I mean, say what you like about fascists, but their factories always run at high capacity.
EDIT: I should have clicked more. Pullman: http://en.wikipedia.org/wiki/Company_town
Many German towns which got a train connection early on have these typical big red brick houses were the workers lived, probably the most visible reminder of that practice.
This, to me, suggest the uncompetitiveness of company towns.
The Foxconn facilities in China might be a contender as well, but I don't know enough to say.
I tried to downvote your post because of this line, but I ended up mis-clicking and upvoting, so I might as well explain myself.
I am not a Republican, I am an independent. This holier-and-smarter-than-thou attitude that seems to be mestastisizing needs to stop. Please argue your point with facts and reason, not with a "it sympathizes with viewpoint [X] and is therefore invalid." Democrats, Republicans, Liberals, and Conservatives are all guilty of this, but here on the West Coast (where the Hacker News audience predominantly resides) there is a sort of reflexive superiority complex which seems to have developed especially acutely in those on the left side of the political spectrum, in which there is little hesitation, even outside of overtly political forums, to announce that certain views are wrong simply Republicans subscribe to them as well... And of course we all know that Republicans are all about the blunt-force, black-and-white simple-minded thinking, as opposed to subtle, sophisticated, and nuance-loving Democrats.
Sorry, I'll cut my rant off early. I hope my point got across without offending anyone.
Repudiate the Tea Party, Palin, Beck, Limbaugh, et al., and we can talk.
I do not work on whether a viewpoint is black and white or gray but if it represent the true map of the reality.
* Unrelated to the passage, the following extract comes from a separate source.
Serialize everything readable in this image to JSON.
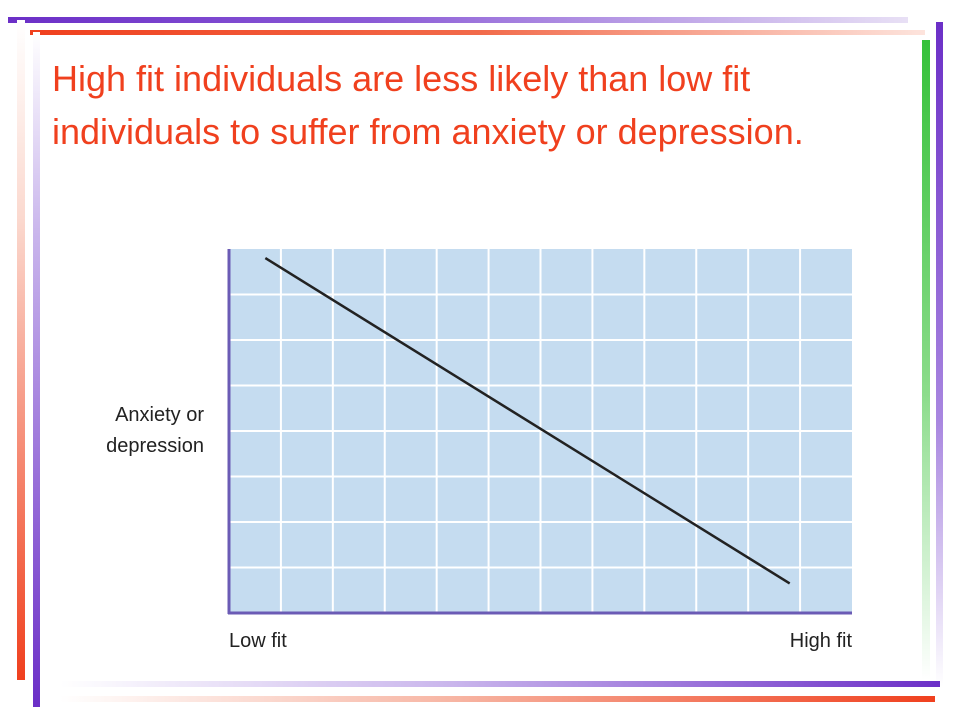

Such explanations is nonsense to me.
and it's a silly oversimplification that has high correlation with modern republicans.
You'll need to expand your perimeter on political spectrum.
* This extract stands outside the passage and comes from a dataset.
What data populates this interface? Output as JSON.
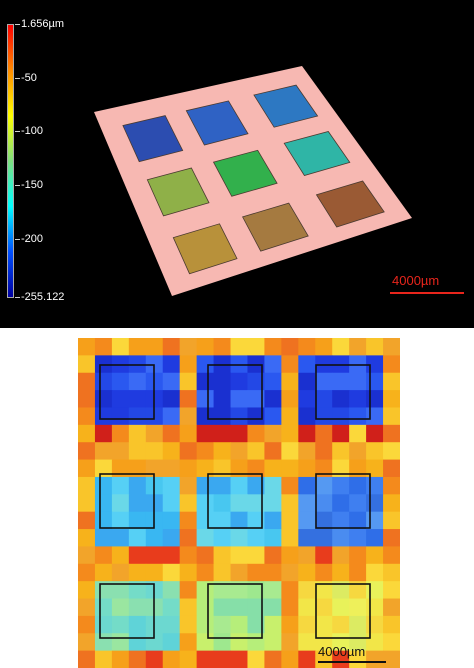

You'll also need to explain why my views is a silly oversimplification.(Err, I mean wrong.)
Why?
The last time I looked, nothing about history was subject to "nature". If all historians agreed that Hitler had 7 arms and flew, nothing bad would happen.
If, on the other hand, engineers decided to act as if steel was less dense than air at 1 bar, things would go wrong.
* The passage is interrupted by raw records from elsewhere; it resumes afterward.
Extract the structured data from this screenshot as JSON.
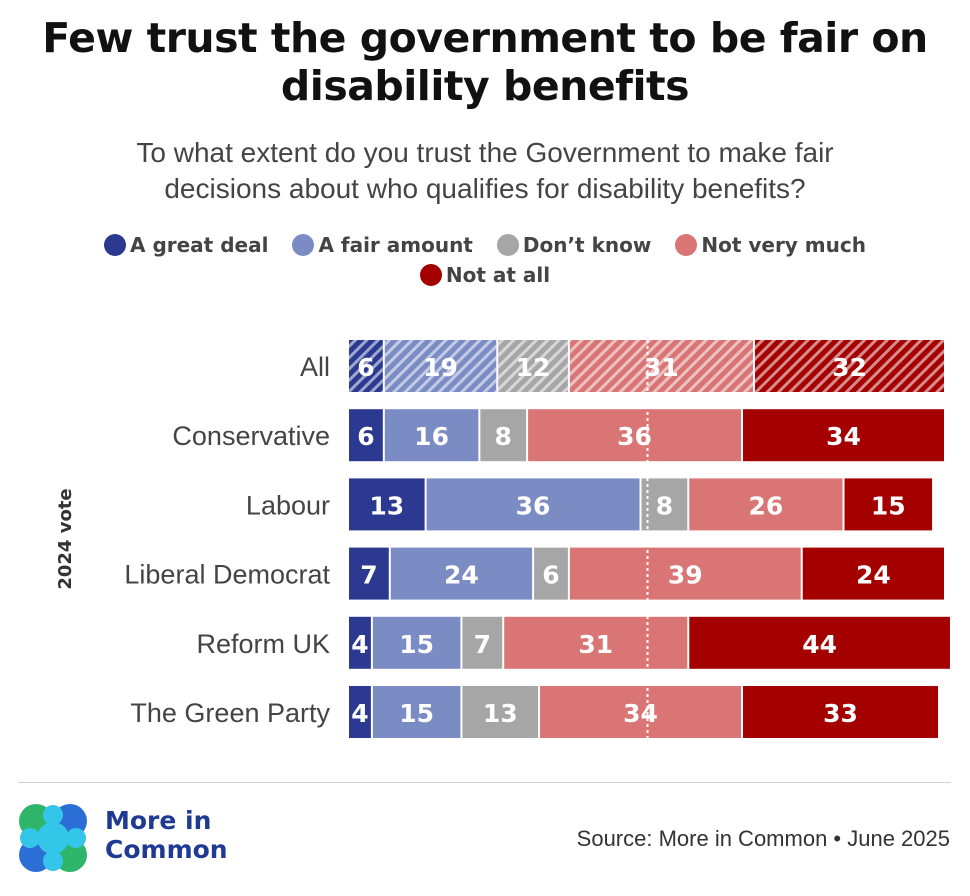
{
  "title_line1": "Few trust the government to be fair on",
  "title_line2": "disability benefits",
  "subtitle_line1": "To what extent do you trust the Government to make fair",
  "subtitle_line2": "decisions about who qualifies for disability benefits?",
  "source": "Source: More in Common • June 2025",
  "logo": {
    "line1": "More in",
    "line2": "Common"
  },
  "colors": {
    "great_deal": "#2b3990",
    "fair_amount": "#7b8bc4",
    "dont_know": "#a6a6a6",
    "not_very_much": "#d97575",
    "not_at_all": "#a50000"
  },
  "chart_data": {
    "type": "bar",
    "orientation": "horizontal",
    "stacked": true,
    "title": "Few trust the government to be fair on disability benefits",
    "subtitle": "To what extent do you trust the Government to make fair decisions about who qualifies for disability benefits?",
    "ylabel": "2024 vote",
    "xlim": [
      0,
      100
    ],
    "midline": 50,
    "categories": [
      "All",
      "Conservative",
      "Labour",
      "Liberal Democrat",
      "Reform UK",
      "The Green Party"
    ],
    "series": [
      {
        "name": "A great deal",
        "color": "#2b3990",
        "values": [
          6,
          6,
          13,
          7,
          4,
          4
        ]
      },
      {
        "name": "A fair amount",
        "color": "#7b8bc4",
        "values": [
          19,
          16,
          36,
          24,
          15,
          15
        ]
      },
      {
        "name": "Don’t know",
        "color": "#a6a6a6",
        "values": [
          12,
          8,
          8,
          6,
          7,
          13
        ]
      },
      {
        "name": "Not very much",
        "color": "#d97575",
        "values": [
          31,
          36,
          26,
          39,
          31,
          34
        ]
      },
      {
        "name": "Not at all",
        "color": "#a50000",
        "values": [
          32,
          34,
          15,
          24,
          44,
          33
        ]
      }
    ]
  }
}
If a false understanding of history is applied in foreign relations, then there are situations where unnecessary wars can be created.
If a false understanding of history is applied to military strategy, wars can be needlessly lost.
There was a reason that the government created and spent so much on the Ministry of Truth in Orwell's 1984. If you control people's understanding of history, you can have a big impact on what they do in the future.
For example, if a country gets into an unnecessary war because of bad history, the historians aren't penalized.
> There was a reason that the government created and spent so much on the Ministry of Truth in Orwell's 1984. If you control people's understanding of history, you can have a big impact on what they do in the future.
Bingo, and it's not just govt that tries to influence history to influence the future.
Note that there's nothing in here that encourages accuracy.
Or, may I guess, most of the people that buys Ford's cars does not work directly for Ford.
1) Tired workers make costly mistakes, often countering any extra production they may have made 2) Tired workers work more slowly 3) Tired workers miss opportunities to save time through better work methods
Reducing hours towards 32hours /week will usually net you more produtivity per week. Increasing past this will give you temporary improvements, but they won't last beyond a couple of weeks.
Not to mention - the more Ford pays per hour, the better the quality of the workers he attracts.
It is well past time for the Big Tent to split, because I, for one, would like to be known as a conservative again.